Failure to Ensure Proper Self-Administration of Medications Assessment
Summary
The facility failed to ensure a self-administration of medications (SAM) assessment was completed for residents to safely administer their own medications. Resident 66, who had multiple diagnoses including traumatic brain injury and major depressive disorder, was observed with medications at his bedside without a current SAM assessment or order. The resident's care plan did not address SAM, and staff confirmed that medications should not be left at the bedside without the appropriate order and assessment in place. Additionally, the resident's inhaler and capsules were found at the bedside without supervision, contrary to facility policy and staff statements that an order and assessment were required for SAM. Resident 6, who was cognitively intact but had a care plan indicating cognitive loss and dementia, was observed with medications left on the dining table in front of her without supervision. The resident's SAM assessment indicated she did not want to self-administer medications, and her physician orders lacked SAM documentation. The director of nursing verified that the resident should be supervised during medication pass and that medications should not be left with the resident on the dining table.

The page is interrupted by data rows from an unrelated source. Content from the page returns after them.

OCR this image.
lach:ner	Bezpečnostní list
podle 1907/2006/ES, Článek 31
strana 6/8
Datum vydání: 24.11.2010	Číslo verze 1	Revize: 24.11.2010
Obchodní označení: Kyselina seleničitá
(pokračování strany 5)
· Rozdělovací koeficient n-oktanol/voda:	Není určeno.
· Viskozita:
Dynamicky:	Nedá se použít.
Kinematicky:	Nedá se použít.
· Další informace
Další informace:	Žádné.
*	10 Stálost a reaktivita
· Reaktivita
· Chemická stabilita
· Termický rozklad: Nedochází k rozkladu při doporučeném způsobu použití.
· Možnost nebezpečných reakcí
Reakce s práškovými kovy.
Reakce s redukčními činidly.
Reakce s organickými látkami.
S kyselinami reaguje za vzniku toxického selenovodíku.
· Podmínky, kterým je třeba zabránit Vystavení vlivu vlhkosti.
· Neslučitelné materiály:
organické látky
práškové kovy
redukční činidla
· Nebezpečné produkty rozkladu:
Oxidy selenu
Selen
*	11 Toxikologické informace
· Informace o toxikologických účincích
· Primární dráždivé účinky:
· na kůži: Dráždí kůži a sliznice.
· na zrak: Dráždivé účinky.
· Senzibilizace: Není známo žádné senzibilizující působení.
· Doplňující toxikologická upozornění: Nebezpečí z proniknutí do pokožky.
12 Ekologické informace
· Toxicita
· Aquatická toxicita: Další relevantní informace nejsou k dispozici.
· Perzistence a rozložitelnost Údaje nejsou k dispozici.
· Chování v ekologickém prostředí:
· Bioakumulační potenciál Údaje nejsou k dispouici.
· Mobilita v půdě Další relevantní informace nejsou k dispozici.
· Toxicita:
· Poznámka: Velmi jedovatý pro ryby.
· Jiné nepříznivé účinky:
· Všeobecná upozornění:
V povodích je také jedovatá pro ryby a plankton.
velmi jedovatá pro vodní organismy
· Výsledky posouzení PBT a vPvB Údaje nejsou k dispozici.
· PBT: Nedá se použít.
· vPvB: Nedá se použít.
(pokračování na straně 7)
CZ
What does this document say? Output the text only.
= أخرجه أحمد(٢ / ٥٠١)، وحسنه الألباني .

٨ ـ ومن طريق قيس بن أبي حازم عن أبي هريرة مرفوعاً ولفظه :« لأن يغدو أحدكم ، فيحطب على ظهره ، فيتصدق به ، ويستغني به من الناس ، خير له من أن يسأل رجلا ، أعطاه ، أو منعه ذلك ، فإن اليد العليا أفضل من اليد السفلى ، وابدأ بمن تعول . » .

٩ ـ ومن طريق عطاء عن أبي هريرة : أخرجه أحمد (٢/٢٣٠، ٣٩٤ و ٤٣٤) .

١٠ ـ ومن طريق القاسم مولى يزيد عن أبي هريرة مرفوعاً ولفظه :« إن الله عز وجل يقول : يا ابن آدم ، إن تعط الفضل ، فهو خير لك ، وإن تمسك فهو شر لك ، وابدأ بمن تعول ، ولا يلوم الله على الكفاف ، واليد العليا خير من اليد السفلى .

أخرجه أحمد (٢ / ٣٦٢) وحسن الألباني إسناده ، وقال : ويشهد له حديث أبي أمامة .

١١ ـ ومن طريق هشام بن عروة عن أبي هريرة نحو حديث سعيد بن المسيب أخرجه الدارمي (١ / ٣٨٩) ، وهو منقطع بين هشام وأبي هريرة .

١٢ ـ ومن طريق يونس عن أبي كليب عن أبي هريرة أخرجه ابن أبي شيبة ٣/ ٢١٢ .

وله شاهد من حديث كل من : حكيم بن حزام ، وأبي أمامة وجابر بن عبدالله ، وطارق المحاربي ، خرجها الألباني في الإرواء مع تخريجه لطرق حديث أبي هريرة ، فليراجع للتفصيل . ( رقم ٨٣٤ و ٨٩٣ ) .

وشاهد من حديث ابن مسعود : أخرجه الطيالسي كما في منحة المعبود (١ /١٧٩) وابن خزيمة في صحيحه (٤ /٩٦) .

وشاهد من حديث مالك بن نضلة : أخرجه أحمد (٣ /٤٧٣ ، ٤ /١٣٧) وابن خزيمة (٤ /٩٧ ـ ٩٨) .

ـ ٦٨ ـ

Resident 73, who had intact cognition and multiple diagnoses including diabetes and high blood pressure, was observed with medications at his bedside without staff present. Although the resident had a care plan indicating he wished to self-administer certain medications, his SAM assessments indicated he was not safe to administer his own medications. Staff were unaware of the resident's SAM status and left medications at the bedside, contrary to the facility's policy requiring both an assessment and a provider's order for SAM.